Definition and Purpose

Floating point arithmetic operations involve the addition, subtraction, multiplication, and division of floating point numbers. These numbers are represented in a computer as a set of bits with three parts: the sign, the exponent, and the fraction (also known as the mantissa).

Step by Step Process of Floating Point Arithmetic Operation

Representation of Numbers in Floating Point

Floating point numbers are represented in a computer using the IEEE 754 standard.
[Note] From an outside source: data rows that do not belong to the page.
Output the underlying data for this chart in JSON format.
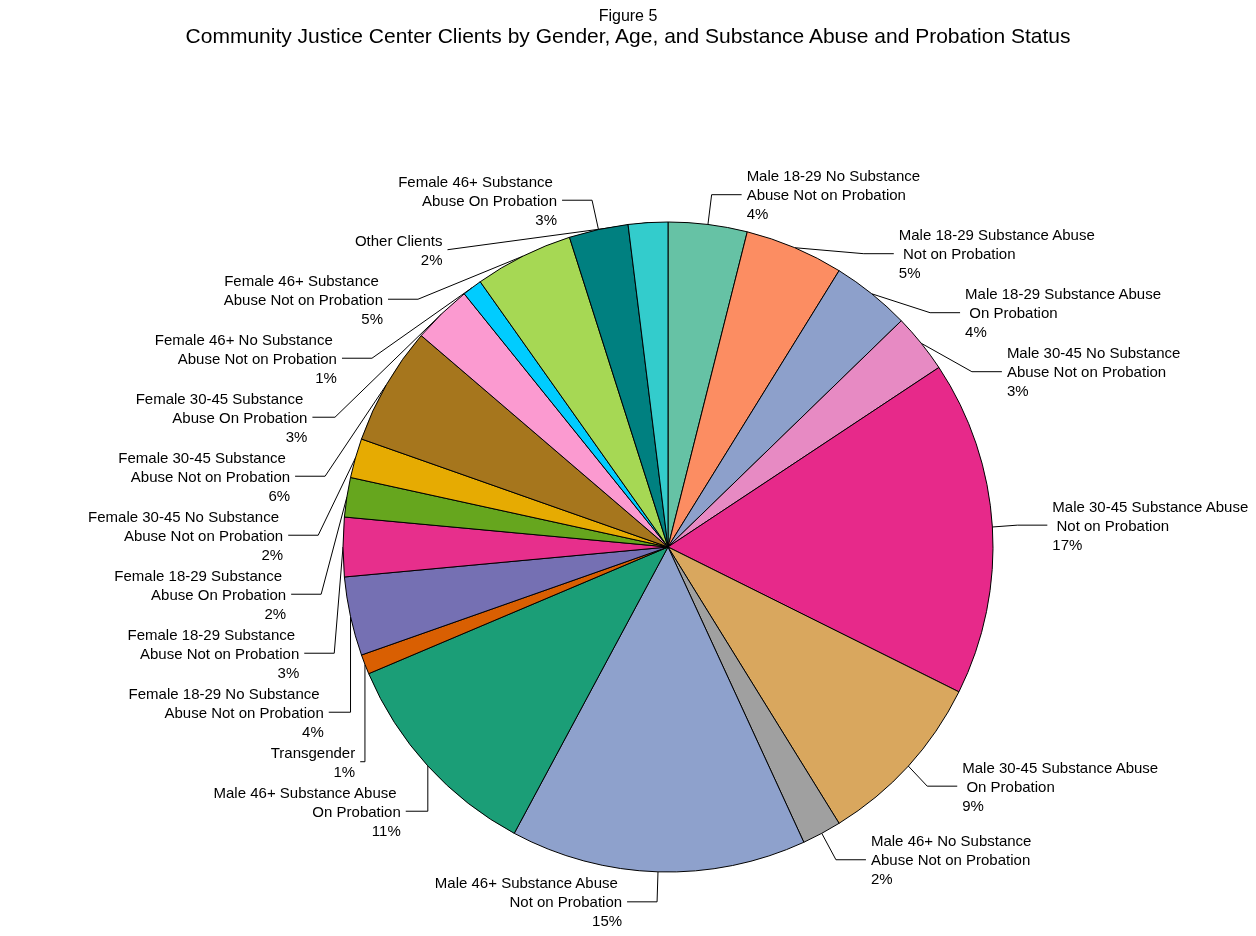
{
  "chart_data": {
    "type": "pie",
    "title": "Figure 5",
    "subtitle": "Community Justice Center Clients by Gender, Age, and Substance Abuse and Probation Status",
    "categories": [
      "Male 18-29 No Substance Abuse Not on Probation",
      "Male 18-29 Substance Abuse Not on Probation",
      "Male 18-29 Substance Abuse On Probation",
      "Male 30-45 No Substance Abuse Not on Probation",
      "Male 30-45 Substance Abuse Not on Probation",
      "Male 30-45 Substance Abuse On Probation",
      "Male 46+ No Substance Abuse Not on Probation",
      "Male 46+ Substance Abuse Not on Probation",
      "Male 46+ Substance Abuse On Probation",
      "Transgender",
      "Female 18-29 No Substance Abuse Not on Probation",
      "Female 18-29 Substance Abuse Not on Probation",
      "Female 18-29 Substance Abuse On Probation",
      "Female 30-45 No Substance Abuse Not on Probation",
      "Female 30-45 Substance Abuse Not on Probation",
      "Female 30-45 Substance Abuse On Probation",
      "Female 46+ No Substance Abuse Not on Probation",
      "Female 46+ Substance Abuse Not on Probation",
      "Female 46+ Substance Abuse On Probation",
      "Other Clients"
    ],
    "values": [
      4,
      5,
      4,
      3,
      17,
      9,
      2,
      15,
      11,
      1,
      4,
      3,
      2,
      2,
      6,
      3,
      1,
      5,
      3,
      2
    ],
    "value_labels": [
      "4%",
      "5%",
      "4%",
      "3%",
      "17%",
      "9%",
      "2%",
      "15%",
      "11%",
      "1%",
      "4%",
      "3%",
      "2%",
      "2%",
      "6%",
      "3%",
      "1%",
      "5%",
      "3%",
      "2%"
    ],
    "colors": [
      "#66c2a5",
      "#fc8d62",
      "#8da0cb",
      "#e78ac3",
      "#e7298a",
      "#d9a75e",
      "#a0a0a0",
      "#8ea1cc",
      "#1b9e77",
      "#d95f02",
      "#7570b3",
      "#e72f8c",
      "#66a61e",
      "#e6ab02",
      "#a6761d",
      "#fb9ad0",
      "#00ccff",
      "#a6d854",
      "#008080",
      "#33cccc"
    ],
    "legend": false
  }
}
The standard defines the bit layout for single-precision (32-bit) and double-precision (64-bit) floating point numbers.

Performing Addition, Subtraction, Multiplication, and Division

The steps to perform floating point arithmetic operations are as follows:

• Addition/Subtraction: Align the numbers by the exponent, perform the operation on the mantissas, and normalize the result.
• Multiplication/Division: Add/Subtract the exponents, perform the operation on the mantissas, and normalize the result.
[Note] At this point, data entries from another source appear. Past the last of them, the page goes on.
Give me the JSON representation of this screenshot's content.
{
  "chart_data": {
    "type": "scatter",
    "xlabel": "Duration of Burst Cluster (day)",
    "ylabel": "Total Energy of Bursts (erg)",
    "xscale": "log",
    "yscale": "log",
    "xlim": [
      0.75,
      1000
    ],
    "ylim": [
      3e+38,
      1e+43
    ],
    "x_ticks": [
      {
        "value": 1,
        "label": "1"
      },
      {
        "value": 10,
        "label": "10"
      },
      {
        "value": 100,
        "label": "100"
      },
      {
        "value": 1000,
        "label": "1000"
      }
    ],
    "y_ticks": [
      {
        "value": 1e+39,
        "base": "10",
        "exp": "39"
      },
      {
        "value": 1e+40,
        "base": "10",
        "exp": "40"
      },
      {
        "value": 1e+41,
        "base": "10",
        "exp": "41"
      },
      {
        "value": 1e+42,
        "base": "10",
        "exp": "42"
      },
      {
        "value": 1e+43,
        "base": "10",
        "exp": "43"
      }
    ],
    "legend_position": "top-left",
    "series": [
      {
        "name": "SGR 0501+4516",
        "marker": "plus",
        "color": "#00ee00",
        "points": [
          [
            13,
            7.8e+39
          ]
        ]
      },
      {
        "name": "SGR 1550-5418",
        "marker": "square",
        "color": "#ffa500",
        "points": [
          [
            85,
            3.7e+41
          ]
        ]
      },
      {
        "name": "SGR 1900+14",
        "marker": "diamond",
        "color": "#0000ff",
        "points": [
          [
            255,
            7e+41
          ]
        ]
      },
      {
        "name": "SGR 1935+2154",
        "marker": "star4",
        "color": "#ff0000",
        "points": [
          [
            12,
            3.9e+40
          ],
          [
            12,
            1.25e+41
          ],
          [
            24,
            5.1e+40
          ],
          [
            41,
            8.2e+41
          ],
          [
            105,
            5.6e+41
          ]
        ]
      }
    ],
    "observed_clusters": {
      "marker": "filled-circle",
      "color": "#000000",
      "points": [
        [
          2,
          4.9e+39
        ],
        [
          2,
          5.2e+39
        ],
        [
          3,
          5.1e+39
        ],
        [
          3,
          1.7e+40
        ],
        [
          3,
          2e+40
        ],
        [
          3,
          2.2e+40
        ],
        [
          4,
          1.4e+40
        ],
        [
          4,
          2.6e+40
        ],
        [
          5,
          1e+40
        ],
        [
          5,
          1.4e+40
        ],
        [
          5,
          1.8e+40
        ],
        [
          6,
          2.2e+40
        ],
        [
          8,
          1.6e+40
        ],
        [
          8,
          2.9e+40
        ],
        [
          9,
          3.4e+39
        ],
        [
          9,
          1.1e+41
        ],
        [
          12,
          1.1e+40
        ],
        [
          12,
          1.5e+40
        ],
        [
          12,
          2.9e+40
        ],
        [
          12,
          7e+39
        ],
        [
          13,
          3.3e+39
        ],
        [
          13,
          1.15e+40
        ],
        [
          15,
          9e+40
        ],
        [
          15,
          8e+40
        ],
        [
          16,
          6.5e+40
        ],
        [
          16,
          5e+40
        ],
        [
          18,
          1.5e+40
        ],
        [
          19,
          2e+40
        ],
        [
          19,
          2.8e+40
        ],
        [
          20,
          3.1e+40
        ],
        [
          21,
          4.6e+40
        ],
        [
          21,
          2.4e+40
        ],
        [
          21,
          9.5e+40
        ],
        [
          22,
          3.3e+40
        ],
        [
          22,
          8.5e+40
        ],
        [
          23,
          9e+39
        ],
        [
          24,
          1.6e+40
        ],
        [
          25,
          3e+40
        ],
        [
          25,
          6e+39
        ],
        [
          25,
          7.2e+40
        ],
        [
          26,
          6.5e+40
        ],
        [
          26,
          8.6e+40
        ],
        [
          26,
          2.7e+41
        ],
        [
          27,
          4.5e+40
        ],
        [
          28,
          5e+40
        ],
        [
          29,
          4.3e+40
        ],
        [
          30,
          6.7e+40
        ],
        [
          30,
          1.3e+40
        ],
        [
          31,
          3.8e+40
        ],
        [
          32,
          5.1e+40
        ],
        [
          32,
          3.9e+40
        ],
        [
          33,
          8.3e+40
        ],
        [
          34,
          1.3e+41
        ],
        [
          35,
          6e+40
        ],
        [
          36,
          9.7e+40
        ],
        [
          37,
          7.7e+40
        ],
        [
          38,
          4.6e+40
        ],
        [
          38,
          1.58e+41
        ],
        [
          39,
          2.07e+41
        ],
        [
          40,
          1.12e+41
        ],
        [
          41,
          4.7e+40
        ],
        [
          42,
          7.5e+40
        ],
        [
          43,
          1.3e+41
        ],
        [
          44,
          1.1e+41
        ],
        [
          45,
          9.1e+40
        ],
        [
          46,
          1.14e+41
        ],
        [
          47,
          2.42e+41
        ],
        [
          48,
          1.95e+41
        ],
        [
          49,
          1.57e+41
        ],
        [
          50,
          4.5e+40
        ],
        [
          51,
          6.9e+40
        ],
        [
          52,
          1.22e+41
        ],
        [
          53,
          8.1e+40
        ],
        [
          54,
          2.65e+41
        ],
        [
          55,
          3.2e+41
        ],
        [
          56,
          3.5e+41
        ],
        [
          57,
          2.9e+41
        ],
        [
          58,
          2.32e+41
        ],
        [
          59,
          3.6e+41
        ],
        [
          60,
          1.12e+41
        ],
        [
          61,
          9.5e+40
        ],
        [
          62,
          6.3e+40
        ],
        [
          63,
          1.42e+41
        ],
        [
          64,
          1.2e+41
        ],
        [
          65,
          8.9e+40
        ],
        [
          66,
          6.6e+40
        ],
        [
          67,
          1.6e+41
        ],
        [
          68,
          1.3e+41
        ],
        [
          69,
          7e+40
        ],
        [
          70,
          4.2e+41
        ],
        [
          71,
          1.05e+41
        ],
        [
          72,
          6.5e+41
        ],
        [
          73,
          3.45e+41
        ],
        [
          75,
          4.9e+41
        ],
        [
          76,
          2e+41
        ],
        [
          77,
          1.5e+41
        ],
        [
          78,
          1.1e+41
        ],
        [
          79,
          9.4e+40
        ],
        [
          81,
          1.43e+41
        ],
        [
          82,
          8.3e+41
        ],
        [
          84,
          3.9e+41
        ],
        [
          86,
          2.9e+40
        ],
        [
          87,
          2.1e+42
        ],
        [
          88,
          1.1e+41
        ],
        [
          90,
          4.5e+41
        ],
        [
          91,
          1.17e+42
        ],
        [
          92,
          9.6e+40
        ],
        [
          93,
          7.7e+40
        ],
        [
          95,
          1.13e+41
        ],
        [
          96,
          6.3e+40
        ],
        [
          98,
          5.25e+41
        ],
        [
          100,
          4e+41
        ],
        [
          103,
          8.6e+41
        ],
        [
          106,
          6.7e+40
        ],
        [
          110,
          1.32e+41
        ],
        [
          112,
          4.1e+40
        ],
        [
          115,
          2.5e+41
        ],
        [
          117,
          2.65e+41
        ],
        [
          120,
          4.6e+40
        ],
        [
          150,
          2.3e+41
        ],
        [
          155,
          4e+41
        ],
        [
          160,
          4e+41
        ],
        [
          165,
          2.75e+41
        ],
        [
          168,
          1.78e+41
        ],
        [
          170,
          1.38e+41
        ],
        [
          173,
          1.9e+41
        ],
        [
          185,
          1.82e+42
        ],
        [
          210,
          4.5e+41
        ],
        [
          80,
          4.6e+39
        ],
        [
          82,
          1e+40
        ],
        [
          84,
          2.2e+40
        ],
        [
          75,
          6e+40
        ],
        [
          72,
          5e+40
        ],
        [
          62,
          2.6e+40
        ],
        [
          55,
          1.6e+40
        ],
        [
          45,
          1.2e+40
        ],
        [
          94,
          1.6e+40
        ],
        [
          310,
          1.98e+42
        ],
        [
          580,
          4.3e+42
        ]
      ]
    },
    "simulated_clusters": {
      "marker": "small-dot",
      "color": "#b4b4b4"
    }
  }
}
Rounding and Normalization

After each operation, the result is rounded to the nearest representable number and normalized (the mantissa is adjusted so that it is always less than 1).

Formulas Used in Floating Point Arithmetic Operation

The formulas used in floating point arithmetic operations are:

• Addition/Subtraction: (mantissa1 * 2^exponent1) ± (mantissa2 * 2^exponent2)
• Multiplication/Division: (mantissa1 * mantissa2) * 2^(exponent1 ± exponent2)

Example of Floating Point Arithmetic Operation

Let's add 1.5 (1.1 in binary) and 2.5 (10.1 in binary) using floating point arithmetic operation.

1. Representation: 1.5 = 1.1 * 2^0, 2.5 = 1.01 * 2^1
2. Alignment: 1.5 = 0.11 * 2^1
3. Addition: 0.11 + 1.01 = 1.12
4. Normalization: 1.12 * 2^1 = 1.1 * 2^2

The final result is 1.1 * 2^2, which is 4 in decimal, the sum of 1.5 and 2.5.

Writing a Program for Floating Point Arithmetic Operation

Here is a Python program that performs floating point addition:

def float_add(a, b):
    return a + b

print(float_add(1.5, 2.5))  # Outputs: 4.0

Comparison between Booth's Algorithm and Floating Point Arithmetic Operation

Conclusion

Booth's algorithm and floating point arithmetic operations are essential in computer organization and architecture. Booth's algorithm allows efficient multiplication of binary integers, while floating point arithmetic operations enable the manipulation of real numbers. Understanding these concepts is crucial for designing and implementing computer systems.

Summary

Booth's algorithm is a multiplication algorithm that multiplies two signed binary numbers in two's complement notation. It is efficient in terms of the number of addition/subtraction operations required. Floating point arithmetic operations involve the addition, subtraction, multiplication, and division of floating point numbers, which are numbers that have a decimal point.

Analogy

Booth's algorithm is like a specialized calculator that efficiently multiplies binary numbers, while floating point arithmetic operations are like performing calculations with decimal numbers.